How Safe is Your Drinking Water?

October 10, 2013 

Millions of Americans seek treatment each year from diseases they get from their drinking water, and the health care costs are estimated at billion.

Even though the United States is home to more than 50,000 water utilities and these systems are considered some of the safest in the world, the Centers for Disease Control consistently record disease outbreaks from various sources of drinking water.

Contamination occurs from such sources as sewage releases, naturally occurring chemicals and minerals such as arsenic and uranium, fertilizers, pesticides, manufacturing, and malfunctions in wastewater treatment systems, according to the CDC. Contaminated water can lead to health issues such as gastrointestinal illness, reproductive problems, and neurological disorders. Especially vulnerable are the elderly, infants, pregnant women, and individuals whose immune systems are compromised.

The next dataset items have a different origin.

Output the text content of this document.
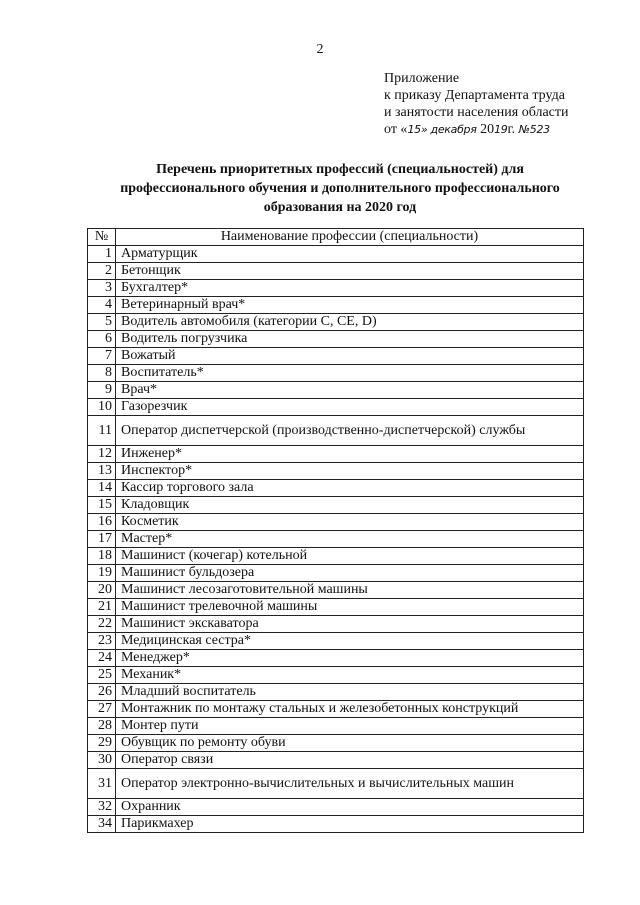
2
Приложение
к приказу Департамента труда
и занятости населения области
от «15» декабря 2019г. №523
Перечень приоритетных профессий (специальностей) для
профессионального обучения и дополнительного профессионального
образования на 2020 год
№	Наименование профессии (специальности)
1	Арматурщик
2	Бетонщик
3	Бухгалтер*
4	Ветеринарный врач*
5	Водитель автомобиля (категории C, CE, D)
6	Водитель погрузчика
7	Вожатый
8	Воспитатель*
9	Врач*
10	Газорезчик
11	Оператор диспетчерской (производственно-диспетчерской) службы
12	Инженер*
13	Инспектор*
14	Кассир торгового зала
15	Кладовщик
16	Косметик
17	Мастер*
18	Машинист (кочегар) котельной
19	Машинист бульдозера
20	Машинист лесозаготовительной машины
21	Машинист трелевочной машины
22	Машинист экскаватора
23	Медицинская сестра*
24	Менеджер*
25	Механик*
26	Младший воспитатель
27	Монтажник по монтажу стальных и железобетонных конструкций
28	Монтер пути
29	Обувщик по ремонту обуви
30	Оператор связи
31	Оператор электронно-вычислительных и вычислительных машин
32	Охранник
34	Парикмахер
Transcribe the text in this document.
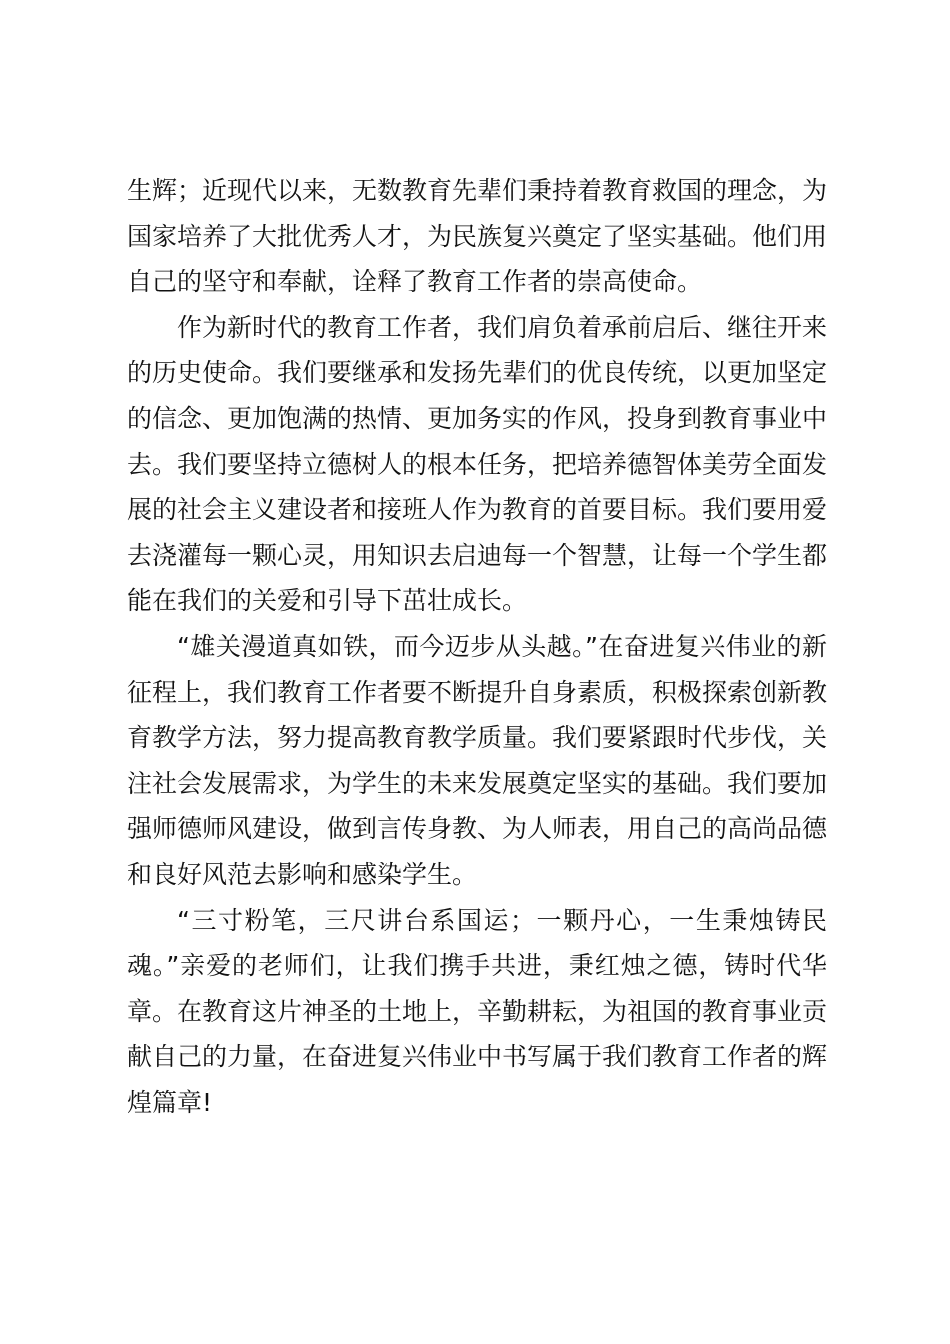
生辉；近现代以来，无数教育先辈们秉持着教育救国的理念，为国家培养了大批优秀人才，为民族复兴奠定了坚实基础。他们用自己的坚守和奉献，诠释了教育工作者的崇高使命。

作为新时代的教育工作者，我们肩负着承前启后、继往开来的历史使命。我们要继承和发扬先辈们的优良传统，以更加坚定的信念、更加饱满的热情、更加务实的作风，投身到教育事业中去。我们要坚持立德树人的根本任务，把培养德智体美劳全面发展的社会主义建设者和接班人作为教育的首要目标。我们要用爱去浇灌每一颗心灵，用知识去启迪每一个智慧，让每一个学生都能在我们的关爱和引导下茁壮成长。

“雄关漫道真如铁，而今迈步从头越。”在奋进复兴伟业的新征程上，我们教育工作者要不断提升自身素质，积极探索创新教育教学方法，努力提高教育教学质量。我们要紧跟时代步伐，关注社会发展需求，为学生的未来发展奠定坚实的基础。我们要加强师德师风建设，做到言传身教、为人师表，用自己的高尚品德和良好风范去影响和感染学生。

“三寸粉笔，三尺讲台系国运；一颗丹心，一生秉烛铸民魂。”亲爱的老师们，让我们携手共进，秉红烛之德，铸时代华章。在教育这片神圣的土地上，辛勤耕耘，为祖国的教育事业贡献自己的力量，在奋进复兴伟业中书写属于我们教育工作者的辉煌篇章!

Scientists are trying to learn more about the disease-carrying organisms that live in the millions of miles of mainly underground pipes across the country. They know that the quality of the water that is sent out from treatment systems is higher than the quality of water that reaches the faucets in our homes. 

Although most water is treated either with chlorine or ultraviolet light, researchers are working to find additional or better treatment methods. Chlorine treatments kill such diseases as typhoid, cholera and dysentery, but many millions of organisms survive. Some simply are not being killed, while it appears others are becoming resistant.

Water supply utilities, whether public or private, are required to provide an annual report to customers, called a Consumer Confidence Report. In this report you will find information on the quality of the drinking water in your community, the source of the water, any contaminants found there, and how you can get involved in protecting your drinking water. We recommend you check it out.